M. Jean-Paul Delevoye, ministre. Par ailleurs, en ce qui concerne le seuil de 10 % des suffrages exprimés pour le maintien d'une liste au second tour, vous avez souhaité les uns et les autres, mesdames, messieurs les sénateurs, une clarification. Or la question du seuil de 10 % des suffrages exprimés pour l'accès au second tour d'une élection à la représentation proportionnelle a déjà été examinée par le Conseil constitutionnel le 18 novembre 1982. Celui-ci n'avait alors pas jugé contraire à la Constitution le mode de scrutin pour l'élection des conseillers municipaux dans les communes de plus de 3 500 habitants. Hormis la prime majoritaire, le mode de scrutin est identique pour les élections régionales ; il me semble tout à fait souhaitable que les règles convergent pour les différents types d'élections, car cela va dans le sens de la clarification. (Protestations sur les travées du groupe socialiste.)

C'est la raison pour laquelle j'émets un avis défavorable sur les amendements n°s 3 et 5.

M. Jean Chérioux. Tout ce qu'a fait Lionel Jospin n'est pas mauvais !

M. Jean-Paul Delevoye, ministre. Madame Pourtaud, vous avez, avec beaucoup d'émotion, défendu la place de la femme. Paradoxalement, cela témoigne du peu de confiance que vous avez en la capacité des femmes à trouver elles-mêmes leur place grâce à leurs talents et à leurs compétences ! (Exclamations sur les travées du groupe socialiste et du groupe CRC.)

M. Jean-Louis Carrère. On le répétera à Mme Alliot-Marie ! (Sourires.)

M. Jean-Paul Delevoye, ministre. Le rapport Zimmermann, qui n'est pas une source gouvernementale, indique que les projections qui ont été faites à partir du dispositif présenté permettent d'espérer que les conseils régionaux comprennent à peu près 48,5 % de femmes - ou d'hommes, selon la constitution des listes. La parité sera donc parfaitement respectée, conformément à vos voeux, madame Pourtaud.

Je dois d'ailleurs vous avouer que je serais quelque peu inquiet pour les femmes si votre amendement devait être adopté. Dans ce cas, en effet, dans une région composée de cinq départements, les partis politiques ne pourraient pas, s'ils en avaient la volonté, ce qui n'est absolument pas exclu, présenter cinq têtes de section féminines.

M. Jean-Louis Carrère.

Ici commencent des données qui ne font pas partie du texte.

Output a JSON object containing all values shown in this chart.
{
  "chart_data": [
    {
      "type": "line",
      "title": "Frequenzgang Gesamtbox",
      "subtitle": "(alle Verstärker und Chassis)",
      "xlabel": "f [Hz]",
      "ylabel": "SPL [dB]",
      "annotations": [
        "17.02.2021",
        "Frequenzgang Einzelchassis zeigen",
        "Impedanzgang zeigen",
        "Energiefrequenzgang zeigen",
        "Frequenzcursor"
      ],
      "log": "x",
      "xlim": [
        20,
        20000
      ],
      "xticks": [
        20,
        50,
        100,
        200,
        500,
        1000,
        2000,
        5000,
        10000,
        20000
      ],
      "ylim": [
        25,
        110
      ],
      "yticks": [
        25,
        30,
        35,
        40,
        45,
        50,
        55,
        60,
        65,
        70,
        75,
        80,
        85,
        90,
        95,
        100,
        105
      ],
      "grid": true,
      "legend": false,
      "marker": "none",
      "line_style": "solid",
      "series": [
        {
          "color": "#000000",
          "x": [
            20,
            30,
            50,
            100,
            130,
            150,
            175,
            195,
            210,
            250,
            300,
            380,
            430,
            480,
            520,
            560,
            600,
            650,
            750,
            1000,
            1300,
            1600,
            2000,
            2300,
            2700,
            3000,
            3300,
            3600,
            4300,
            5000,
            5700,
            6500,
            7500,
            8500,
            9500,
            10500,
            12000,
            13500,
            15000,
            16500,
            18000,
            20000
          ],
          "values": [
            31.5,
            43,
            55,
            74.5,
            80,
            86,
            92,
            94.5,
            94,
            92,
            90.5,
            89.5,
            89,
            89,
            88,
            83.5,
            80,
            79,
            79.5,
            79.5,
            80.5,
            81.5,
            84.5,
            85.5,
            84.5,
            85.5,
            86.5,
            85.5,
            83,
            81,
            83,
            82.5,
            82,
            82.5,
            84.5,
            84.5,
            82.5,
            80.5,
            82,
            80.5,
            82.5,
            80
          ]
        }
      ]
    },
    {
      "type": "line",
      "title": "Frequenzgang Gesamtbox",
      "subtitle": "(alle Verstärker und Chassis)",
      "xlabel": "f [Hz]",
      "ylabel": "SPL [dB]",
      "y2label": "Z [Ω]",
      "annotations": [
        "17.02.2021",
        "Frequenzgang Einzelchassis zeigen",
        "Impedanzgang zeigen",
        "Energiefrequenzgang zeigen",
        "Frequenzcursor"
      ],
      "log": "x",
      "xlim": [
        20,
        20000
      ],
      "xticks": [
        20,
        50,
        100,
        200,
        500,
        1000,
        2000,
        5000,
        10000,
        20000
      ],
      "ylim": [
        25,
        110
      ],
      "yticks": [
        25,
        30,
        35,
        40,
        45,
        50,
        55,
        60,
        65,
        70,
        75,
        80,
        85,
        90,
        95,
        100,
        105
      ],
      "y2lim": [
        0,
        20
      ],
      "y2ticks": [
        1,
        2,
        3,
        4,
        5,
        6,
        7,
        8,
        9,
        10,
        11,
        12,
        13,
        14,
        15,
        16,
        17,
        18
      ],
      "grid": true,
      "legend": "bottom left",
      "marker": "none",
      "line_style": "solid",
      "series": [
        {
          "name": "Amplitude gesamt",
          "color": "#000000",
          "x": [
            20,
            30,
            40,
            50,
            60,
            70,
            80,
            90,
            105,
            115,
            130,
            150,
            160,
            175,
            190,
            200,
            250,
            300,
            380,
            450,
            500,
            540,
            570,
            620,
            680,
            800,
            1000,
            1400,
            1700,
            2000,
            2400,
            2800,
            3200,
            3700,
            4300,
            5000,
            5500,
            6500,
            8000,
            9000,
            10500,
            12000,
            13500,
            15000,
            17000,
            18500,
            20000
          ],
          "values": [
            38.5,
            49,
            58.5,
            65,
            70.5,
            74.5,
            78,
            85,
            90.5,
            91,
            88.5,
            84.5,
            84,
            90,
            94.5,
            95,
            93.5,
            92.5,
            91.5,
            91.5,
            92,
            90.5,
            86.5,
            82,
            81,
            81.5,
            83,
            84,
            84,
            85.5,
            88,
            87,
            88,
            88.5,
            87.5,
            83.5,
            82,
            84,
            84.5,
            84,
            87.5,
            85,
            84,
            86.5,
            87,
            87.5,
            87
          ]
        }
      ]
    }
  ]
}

Comme en Aquitaine !

Mme Danièle Pourtaud. Cela protègerait les hommes ! Cela rassurerait mon collègue Jean-Louis Carrère ! (Sourires.)

M. Jean-Paul Delevoye, ministre. C'est l'une des raisons pour lesquelles je suis défavorable à votre amendement.

Je reprendrai enfin les arguments de M. le rapporteur, pour m'opposer aux amendements n°s 5 et 6.

M. le président. La parole est à M. Jean-Pierre Sueur, pour explication de vote sur les amendements identiques n°s 3 et 5.

M. Jean-Pierre Sueur. D'abord, monsieur le ministre, dans sa décision, le Conseil constitutionnel ne considère pas que la question des inégalités liées au seuil de 10 % des inscrits est réglée. (M. le rapporteur opine.) Le Conseil s'en tient à des considérations de procédure,...

M. Jean-Paul Delevoye, ministre. Absolument !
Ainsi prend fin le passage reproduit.